Es hört sich so an als hast Du kein Brandungsgeschirr und willst nur mal in Deinem Urlaub an der Ostsee ein bischen Brandungsangeln!?
Kannst du dir kein Geschirr leihen?
Feeder kannste ja mitnehmen!
Eine Boilierute um die 3 lbs auch!
Wenn Du Dir kein Geschirr leihen willst oder kannst,dann ist das nicht so einfach!
Wenn Du Dir jetzt son Knüppel für 30 Euro kaufst und dazu ne Rolle für 30 Euro,dann kommst Du wohl mit ein paar schönen Stunden über Deinen Urlaub!
Aber wenn Du dann gefallen gefunden hast und weiterhin in der Brandung angeln willst,ist das Geld zum Fenster raus geworfen!
Eine gute Brandungsrolle kostet ab 200 Euro und eine Rute noch mal das selbe!


Gruß Plattfisch


----------



## FelixSch (25. August 2008)

*AW: Feederrute zum Brandungsangeln?*

Leider hat der Platte da recht.
Ein vernünftiger Prügel ist wirklich etwas wert, leider auch nicht ganz billig. Aber wenn du auf den Geschmack gekommen bist (und glaub mir, die Allermeisten packt das Fieber ganz schnell) dann willst du etwas besseres haben und die Kombo, die du dann schon hast, verstaubt dir nur in der Ecke.
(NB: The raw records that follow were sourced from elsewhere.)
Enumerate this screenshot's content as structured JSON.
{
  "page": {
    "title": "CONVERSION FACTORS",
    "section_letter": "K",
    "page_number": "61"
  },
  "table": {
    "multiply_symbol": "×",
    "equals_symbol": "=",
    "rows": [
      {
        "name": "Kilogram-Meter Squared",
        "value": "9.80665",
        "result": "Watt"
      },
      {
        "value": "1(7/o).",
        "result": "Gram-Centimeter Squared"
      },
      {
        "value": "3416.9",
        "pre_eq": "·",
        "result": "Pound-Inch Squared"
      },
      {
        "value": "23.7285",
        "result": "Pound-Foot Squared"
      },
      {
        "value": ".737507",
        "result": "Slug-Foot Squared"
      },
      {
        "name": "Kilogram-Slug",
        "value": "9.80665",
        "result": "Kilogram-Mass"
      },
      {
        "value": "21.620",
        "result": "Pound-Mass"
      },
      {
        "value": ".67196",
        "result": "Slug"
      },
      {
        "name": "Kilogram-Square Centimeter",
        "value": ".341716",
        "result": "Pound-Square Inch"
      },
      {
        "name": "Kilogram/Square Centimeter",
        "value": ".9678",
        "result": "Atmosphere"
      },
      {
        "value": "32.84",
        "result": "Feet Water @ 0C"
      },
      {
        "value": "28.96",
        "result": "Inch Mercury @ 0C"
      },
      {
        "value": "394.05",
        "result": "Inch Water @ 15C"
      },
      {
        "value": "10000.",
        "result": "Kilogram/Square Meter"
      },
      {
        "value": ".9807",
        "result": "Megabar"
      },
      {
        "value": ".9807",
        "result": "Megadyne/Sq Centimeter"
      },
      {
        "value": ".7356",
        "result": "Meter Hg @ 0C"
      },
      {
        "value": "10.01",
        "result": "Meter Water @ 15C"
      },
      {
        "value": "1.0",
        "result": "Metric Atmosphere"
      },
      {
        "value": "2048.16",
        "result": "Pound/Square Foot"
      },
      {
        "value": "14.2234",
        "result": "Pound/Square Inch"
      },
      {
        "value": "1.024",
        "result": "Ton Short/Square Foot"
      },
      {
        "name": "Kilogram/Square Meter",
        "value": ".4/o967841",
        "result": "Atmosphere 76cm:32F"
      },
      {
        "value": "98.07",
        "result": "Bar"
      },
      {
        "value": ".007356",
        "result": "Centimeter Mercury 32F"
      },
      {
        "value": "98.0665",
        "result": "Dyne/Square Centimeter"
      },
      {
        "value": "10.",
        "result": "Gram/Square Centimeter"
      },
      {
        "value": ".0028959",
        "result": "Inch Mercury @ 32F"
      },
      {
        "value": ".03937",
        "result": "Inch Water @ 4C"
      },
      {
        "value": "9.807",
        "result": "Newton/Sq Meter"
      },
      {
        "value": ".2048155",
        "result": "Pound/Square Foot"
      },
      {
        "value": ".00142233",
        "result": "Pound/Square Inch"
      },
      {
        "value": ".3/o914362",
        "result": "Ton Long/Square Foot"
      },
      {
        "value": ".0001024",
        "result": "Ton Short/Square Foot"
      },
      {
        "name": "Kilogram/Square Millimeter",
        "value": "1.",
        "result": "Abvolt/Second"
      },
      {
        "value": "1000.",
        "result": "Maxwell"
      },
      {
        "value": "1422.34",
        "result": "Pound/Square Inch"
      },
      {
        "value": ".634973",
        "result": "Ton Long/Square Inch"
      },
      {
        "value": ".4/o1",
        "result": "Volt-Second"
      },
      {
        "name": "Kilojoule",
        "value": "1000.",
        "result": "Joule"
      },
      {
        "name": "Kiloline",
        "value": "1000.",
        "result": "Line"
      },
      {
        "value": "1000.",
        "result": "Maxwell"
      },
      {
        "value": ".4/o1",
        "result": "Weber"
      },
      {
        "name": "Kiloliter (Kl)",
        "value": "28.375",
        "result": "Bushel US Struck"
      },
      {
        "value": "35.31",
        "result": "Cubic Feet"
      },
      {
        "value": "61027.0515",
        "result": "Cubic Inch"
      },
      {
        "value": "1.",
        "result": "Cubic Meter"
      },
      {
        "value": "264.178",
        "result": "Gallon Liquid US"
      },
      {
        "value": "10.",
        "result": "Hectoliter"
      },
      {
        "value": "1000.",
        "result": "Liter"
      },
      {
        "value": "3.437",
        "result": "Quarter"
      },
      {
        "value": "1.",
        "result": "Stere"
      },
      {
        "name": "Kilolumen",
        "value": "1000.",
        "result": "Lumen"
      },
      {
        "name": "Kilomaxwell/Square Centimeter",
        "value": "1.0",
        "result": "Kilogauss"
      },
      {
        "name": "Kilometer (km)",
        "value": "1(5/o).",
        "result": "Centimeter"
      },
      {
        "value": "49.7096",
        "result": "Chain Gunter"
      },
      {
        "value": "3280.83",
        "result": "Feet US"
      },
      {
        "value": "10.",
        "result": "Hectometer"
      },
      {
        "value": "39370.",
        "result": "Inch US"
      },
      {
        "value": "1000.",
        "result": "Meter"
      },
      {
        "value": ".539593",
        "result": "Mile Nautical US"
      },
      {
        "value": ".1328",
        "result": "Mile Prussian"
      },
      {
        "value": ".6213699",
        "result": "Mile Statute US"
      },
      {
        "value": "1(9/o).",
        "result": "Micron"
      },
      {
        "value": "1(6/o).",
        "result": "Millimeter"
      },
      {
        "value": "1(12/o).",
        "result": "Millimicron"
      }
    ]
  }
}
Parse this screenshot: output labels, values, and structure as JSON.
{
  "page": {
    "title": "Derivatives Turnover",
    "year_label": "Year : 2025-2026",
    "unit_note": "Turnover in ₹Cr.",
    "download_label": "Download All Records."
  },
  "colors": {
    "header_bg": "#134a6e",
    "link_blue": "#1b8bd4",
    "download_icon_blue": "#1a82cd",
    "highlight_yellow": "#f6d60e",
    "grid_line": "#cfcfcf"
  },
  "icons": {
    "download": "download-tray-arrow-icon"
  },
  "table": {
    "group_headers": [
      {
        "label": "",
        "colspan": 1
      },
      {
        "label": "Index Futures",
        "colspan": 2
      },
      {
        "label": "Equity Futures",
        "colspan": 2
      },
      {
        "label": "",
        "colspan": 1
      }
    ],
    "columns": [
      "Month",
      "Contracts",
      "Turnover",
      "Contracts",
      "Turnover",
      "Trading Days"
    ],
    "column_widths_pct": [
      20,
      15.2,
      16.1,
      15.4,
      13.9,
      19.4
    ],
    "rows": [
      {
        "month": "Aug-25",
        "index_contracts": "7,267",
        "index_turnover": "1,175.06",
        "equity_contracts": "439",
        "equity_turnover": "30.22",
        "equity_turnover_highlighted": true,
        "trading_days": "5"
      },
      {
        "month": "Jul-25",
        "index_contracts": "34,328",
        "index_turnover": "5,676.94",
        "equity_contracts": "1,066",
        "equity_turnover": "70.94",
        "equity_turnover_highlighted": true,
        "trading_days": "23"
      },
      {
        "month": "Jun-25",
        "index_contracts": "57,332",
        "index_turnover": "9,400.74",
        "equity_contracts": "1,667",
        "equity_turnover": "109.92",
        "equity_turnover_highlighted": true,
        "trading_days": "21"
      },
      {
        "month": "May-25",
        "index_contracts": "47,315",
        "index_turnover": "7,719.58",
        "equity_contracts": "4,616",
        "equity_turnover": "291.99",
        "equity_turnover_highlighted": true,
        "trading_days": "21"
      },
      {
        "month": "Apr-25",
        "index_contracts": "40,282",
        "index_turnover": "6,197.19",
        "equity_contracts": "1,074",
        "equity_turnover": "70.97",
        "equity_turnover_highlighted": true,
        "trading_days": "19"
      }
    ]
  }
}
Du kannst ja erstmal die größte Rolle mitnehmen, die du hast. 
Ansonsten kommst du an sehr sehr sehr preisgünstige (ich wollte das Wort billig vermeiden ...  ) Brandungsruten über verschiedene Versandhäuser zu Preisen zum Teil unter 20 Euros. Beispielsweise DAM Onliner Surf 200 bei Askari in 420 cm für 18,95 € (+ Versand) oder in 390 cm für nur 16,95. Ich denke, das ist ein Preis, den kann man für einen Testfischen durchaus mal hinlegen. Aber sein wir ehrlich, für die Ewigkeit wird diese Rute nichts sein. 

Auf deine Rolle machst du 0,30er (-0,40er) Mono und eine Schlagschnur 0,60er oder etwas mehr. Vorfach ran und ab dafür. 
Viel Erfolg!


----------



## FelixSch (25. August 2008)

*AW: Feederrute zum Brandungsangeln?*

Ah, ich habe gerade gelesen, dass du nach Boennerup Strand fährst!
Da kannst du auch mit deinen Hechtruten hin. 
Der Grund: hier
Du Kannst von dort aus direkt in etwa 5 Meter tiefem Wasser angeln, 80g reichen als Gewicht sicher völlig aus. Sandoermer kannst du dort ausgraben oder von den Einheimischen erwerben, parken kannst du direkt bei den Windrädern auf der östlichen Mole. Du kannst von dort aus direkt in etwa 5 Meter tiefem Wasser angeln, 80g reichen als Gewicht sicher völlig aus. Dort sind auch Angelplattformen. Ist wirklich schön da.
Wir waren jetzt im Winter da und es war super. Okay, abgesehen davon, dass das Wetter sich ein wenig ausgeklinkt hatte. Hier noch eine Stelle. Da ist aber zumindest ein bisschen Gerät gefragt.


----------



## fireball-mh (28. August 2008)

*AW: Feederrute zum Brandungsangeln?*

Hallo,

danke für eure Ratschläge. Eine günstige Ausrüstung werde ich mir nicht zulegen, habe schon schlechte Erfahrungen gesammelt mit minderwertigen preisgünstigen Ausrüstungen.
Meine Übelegung ging nur dahin, dass ich nicht am Meer wohne und die Rute auch andersweitig einsetzen wollte. Ich muss sagen das ich Einsteiger bin und dabei bin Angelerfahrungen zu sammeln. Ich möchte meine Ausrüstung nicht unendlich aufblähen, für jeden Fisch die passende Ausrüstung, Rute, Rolle.....
Ich suche einfach gute Alternativen die man auch anderweitig einsetzen kann.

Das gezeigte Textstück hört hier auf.